We had broken up two months back. I meant it when I said I was over you. I was ready to move on, or at least I thought so. But scrolling through my Facebook feed one day at work made me realise it was just the opposite.
I came across a picture of you with another girl your arms wrapped around her. You were kissing her on her head. It broke my heart to see you so happy with another girl.
That one picture was enough to crush me at the core of my heart. I could hear your voice crystal clear in my mind, your words from our last conversation. You said letting me go was the worst decision you’ve ever made. You had to run away from me because of how intense my love for you was. Off course, you were scared and you said letting go of this relationship would probably haunt you forever.

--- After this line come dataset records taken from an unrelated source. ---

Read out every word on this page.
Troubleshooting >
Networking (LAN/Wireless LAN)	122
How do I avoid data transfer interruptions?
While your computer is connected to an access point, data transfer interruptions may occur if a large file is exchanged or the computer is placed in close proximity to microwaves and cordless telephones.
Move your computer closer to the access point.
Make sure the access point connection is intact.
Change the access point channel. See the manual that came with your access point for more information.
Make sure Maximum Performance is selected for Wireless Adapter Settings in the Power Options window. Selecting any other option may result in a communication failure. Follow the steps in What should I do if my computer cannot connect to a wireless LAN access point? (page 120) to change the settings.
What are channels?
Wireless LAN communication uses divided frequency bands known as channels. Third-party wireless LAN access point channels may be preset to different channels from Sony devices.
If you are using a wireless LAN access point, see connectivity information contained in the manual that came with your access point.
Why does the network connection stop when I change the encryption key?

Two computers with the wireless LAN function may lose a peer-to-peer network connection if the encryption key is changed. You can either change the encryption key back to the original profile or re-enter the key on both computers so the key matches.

You were facing problems being attached to any girl emotionally. So when I walked into your life you were beyond happy to have finally found someone who you could let into your truest emotional self. You said you could not stand other girls for more than 10 minutes. It would physically hurt you to be around them since you could not open up emotionally. I became the most special person in your life. You said you were sorry if you ruined it all with me but you assured me you would never be able love.
But there you are featuring on my News Feed with her hands wrapped around your waist. She is looking up at your face adoring you and you look anything but ‘physically sick’.
I faced the worst form of heartbreak- seeing a girl in love with the man who broke my heart. The man who said he wasn’t ready to feel such intense emotion and happiness but was now in love with another girl. This kind of pain shapes you and leads on to mould you into what you are.
Surprisingly enough this pain was more of a blessing than a curse. I discovered better things in life. Our broken relationship turned out a teaching for me.
The fact that you walked out made me realise how easily I give myself up for people and how easily people get the better of me every time. I had relied on you so much that I felt you loved me, if not in actions then maybe in your thoughts.
It took me time to understand I deserved someone who would pull me up and not drag me down, a man who loves me with certainty.
I decide never to settle again. If a man treats me in an inappropriate manner he will be out of my life.
The moment you stopped caring for me was the exact moment I started caring about myself. You treated me badly enough for me to go through a transformation, one towards a brighter life.
When I saw you were happy with someone else it was like a beginning for me to open myself up to so much more. I was now open to a lot more love- love of an extraordinary kind and I became an extraordinary person myself. I have nothing but utmost gratitude for you. All I have to say to you is thank you.